Le Club du Millénaire : Philippe-Adrien Chaix, Victoire Coindreau, Lara Deger , Soline Kauffmann, Simon Rumel.


[1] Jean LE COULTRE,  Le cirque dans les arts in Le grand Livre du cirque, 1977.

[2] Giovanni FUSETTI,  Au commencement était le clown, Le voyage du clown entre Art, Gesalts et Thérapie, 1999.

[3] Giovanni FUSETTI, op. cit.

[4] Pierre CLASTRES, La société contre l’Etat, 1974.

[5] René GIRARD, Le bouc émissaire, 1982.

[6] Giovanni FUSETTI, op. cit

[7] Henry THÉTARD, La merveilleuse histoire du cirque, 1978.

[8] Claudine AMIARD-CHEVREL, Majakovskij et la théâtralisation du cirque, in Cahiers du monde russe et soviétique, 1980.

[9] Idem.

[10] Pascale GUÉRICOLAS, En piste, in Contact, 1997.

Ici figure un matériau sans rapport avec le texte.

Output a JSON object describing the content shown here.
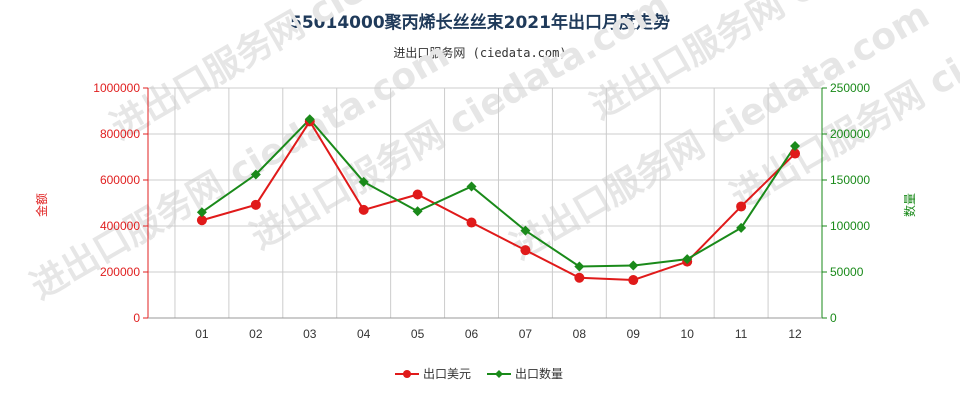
{
  "header": {
    "title": "55014000聚丙烯长丝丝束2021年出口月度走势",
    "subtitle": "进出口服务网 (ciedata.com)"
  },
  "watermark": "进出口服务网 ciedata.com",
  "colors": {
    "series1": "#e01a1a",
    "series2": "#1a8a1a",
    "grid": "#cccccc"
  },
  "chart_data": {
    "type": "line",
    "categories": [
      "01",
      "02",
      "03",
      "04",
      "05",
      "06",
      "07",
      "08",
      "09",
      "10",
      "11",
      "12"
    ],
    "y_left": {
      "label": "金额",
      "min": 0,
      "max": 1000000,
      "ticks": [
        0,
        200000,
        400000,
        600000,
        800000,
        1000000
      ],
      "tick_labels": [
        "0",
        "200000",
        "400000",
        "600000",
        "800000",
        "1000000"
      ]
    },
    "y_right": {
      "label": "数量",
      "min": 0,
      "max": 250000,
      "ticks": [
        0,
        50000,
        100000,
        150000,
        200000,
        250000
      ],
      "tick_labels": [
        "0",
        "50000",
        "100000",
        "150000",
        "200000",
        "250000"
      ]
    },
    "series": [
      {
        "name": "出口美元",
        "axis": "left",
        "marker": "circle",
        "values": [
          425000,
          492000,
          855000,
          470000,
          537000,
          415000,
          295000,
          175000,
          165000,
          245000,
          485000,
          715000
        ]
      },
      {
        "name": "出口数量",
        "axis": "right",
        "marker": "diamond",
        "values": [
          115000,
          156000,
          216000,
          148000,
          116000,
          143000,
          95000,
          56000,
          57000,
          64000,
          98000,
          187000
        ]
      }
    ],
    "grid": true,
    "legend": "bottom-center"
  }
}
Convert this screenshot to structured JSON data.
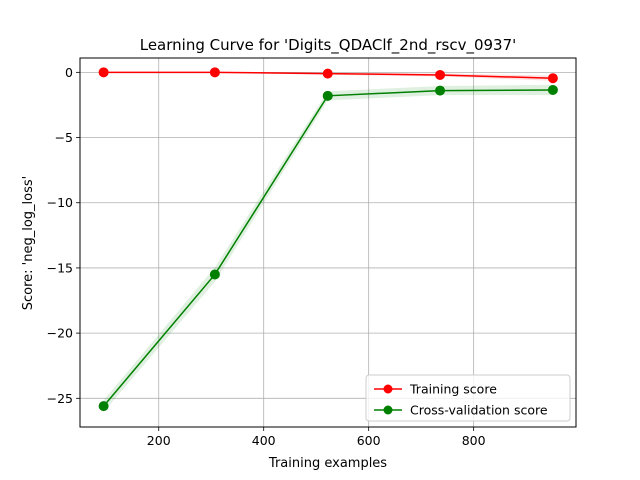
{
  "chart_data": {
    "type": "line",
    "title": "Learning Curve for 'Digits_QDAClf_2nd_rscv_0937'",
    "xlabel": "Training examples",
    "ylabel": "Score: 'neg_log_loss'",
    "xlim": [
      50,
      995
    ],
    "ylim": [
      -27.2,
      1.1
    ],
    "xticks": [
      200,
      400,
      600,
      800
    ],
    "yticks": [
      0,
      -5,
      -10,
      -15,
      -20,
      -25
    ],
    "xtick_labels": [
      "200",
      "400",
      "600",
      "800"
    ],
    "ytick_labels": [
      "0",
      "−5",
      "−10",
      "−15",
      "−20",
      "−25"
    ],
    "grid": true,
    "legend_position": "lower right",
    "x": [
      95,
      307,
      522,
      736,
      951
    ],
    "series": [
      {
        "name": "Training score",
        "color": "#ff0000",
        "fill_color": "#ff0000",
        "values": [
          0.0,
          0.0,
          -0.1,
          -0.2,
          -0.45
        ],
        "std": [
          0.02,
          0.02,
          0.08,
          0.12,
          0.2
        ]
      },
      {
        "name": "Cross-validation score",
        "color": "#008000",
        "fill_color": "#008000",
        "values": [
          -25.6,
          -15.5,
          -1.8,
          -1.4,
          -1.35
        ],
        "std": [
          0.45,
          0.55,
          0.35,
          0.35,
          0.4
        ]
      }
    ]
  }
}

[11] Claudine AMIARD-CHEVREL, op. cit.

[12] Jean LE COULTRE, Le cirque dans les arts, in Le grand Livre du cirque, 1977.

[13] Jarrety MICHEL, Et je passe et les abandonne, poétique vagabonde de Laforgue, in Romantisme n°64, 1989..

[14] Charles ASSELINEAU, Théodore de BAINVILLE, Petits poèmes en proses, recueil posthume de Charles BAUDELAIRE, 1869.